Injuries to the spinal cord nerve can cause accessory nerve disruption or spinal cord nerve nerves , leading to reduced sternocleidomastoid muscle function and upper trapezius muscle..
Video Accessory nerve disorder
Presentations
Patients with spinal accessory nerve palsies often show signs of lower motor neurone disease such as reduced muscle mass, fasciculation, and partial paralysis of sternocleidomastoid and trapezius muscles. Disturbance of the nerve supply to the sternocleidomastoid muscle produces an asymmetric neckline, while trapezius muscle weakness may produce drooping shoulders, winged scapulae, and weakness of elevation to the front of the shoulder.
Maps Accessory nerve disorder
Cause
Medical procedures are the most common cause of injury to the spinal accessory nerve. In particular, radical neck dissection and cervical lymph node biopsy is one of the most common surgical procedures that produce spinal accessory nerve damage. London notes that failure to rapidly identify spinal accessory nerve damage may exacerbate problems, as early intervention leads to better results.
Assess function
Spinal accessory nerve function is measured in neurologic examination. How examinations are conducted varies by practitioners, but often involves three components: inspection, range of motion testing, and strength testing.

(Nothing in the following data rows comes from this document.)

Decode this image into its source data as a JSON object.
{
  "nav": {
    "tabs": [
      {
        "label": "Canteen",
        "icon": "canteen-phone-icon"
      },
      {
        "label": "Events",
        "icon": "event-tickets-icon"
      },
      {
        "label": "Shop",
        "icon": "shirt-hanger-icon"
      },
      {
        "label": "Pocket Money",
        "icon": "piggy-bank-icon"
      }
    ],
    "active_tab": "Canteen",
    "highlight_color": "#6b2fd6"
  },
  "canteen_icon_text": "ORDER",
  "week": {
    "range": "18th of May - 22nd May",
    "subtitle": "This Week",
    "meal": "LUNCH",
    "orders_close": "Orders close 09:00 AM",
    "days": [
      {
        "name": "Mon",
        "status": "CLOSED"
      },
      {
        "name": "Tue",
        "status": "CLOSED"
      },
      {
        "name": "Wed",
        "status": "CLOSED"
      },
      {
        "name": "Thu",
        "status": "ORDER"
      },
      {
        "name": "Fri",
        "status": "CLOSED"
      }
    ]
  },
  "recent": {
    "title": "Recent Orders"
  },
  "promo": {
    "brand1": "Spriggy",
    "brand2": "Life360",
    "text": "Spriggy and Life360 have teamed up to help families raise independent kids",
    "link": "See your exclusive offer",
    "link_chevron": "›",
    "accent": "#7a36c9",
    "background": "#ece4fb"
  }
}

During the examination, the examiner observes the sternocleidomastoid and trapezius muscles, looking for signs of a lower motor neurone disease, such as muscle atrophy and fasciculation. A winged scapula may also be suggestive of the abnormal spinal accessory nerve function, as described above.
In assessing the various movements, the examiner observes when the patient tilts and twists his head, shrugs both shoulders, and kidnaps both arms. A winged scapula due to spinal accessory nerve damage will often be exaggerated on abduction of the arm.
Strength testing is similar to the range of motion testing, except that the patient takes action against the examiner's resistance. The examiner measures the function of the sternocleidomastoid muscle by asking the patient to turn his head against resistance. Simultaneously, the examiner observed the action of the contralateral sternocleidomastoid muscle. For example, if the patient turns his head to the right, the left sternocleidomastoid muscle will usually tighten.
To assess the strength of trapezius muscles, the examiner asks the patient to shrug his shoulders from the resistance. In patients with spinal accessory nerve damage, the shoulder elevation will decrease, and the patient will not be able to shrug the shoulder against the examiner's resistance.
Treatment
There are several treatment options when iatrogenic (ie, caused by the surgeon) spinal accessory nerve damage recorded during surgery. For example, during a functional neck dissection that injures the spinal accessory nerve, the injury encourages the surgeon to carefully preserve the spinal nerve branches of C2, C3, and C4 that provide additional innervation to the trapezius muscle. Alternatively, or in addition to intraoperative procedures, postoperative procedures may also help restore the function of damaged spinal accessory nerves. For example, the Eden-Lange procedure, in which the rest of the functional shoulder muscles are repositioned by surgery, may be useful for treating trapezius muscle palsy.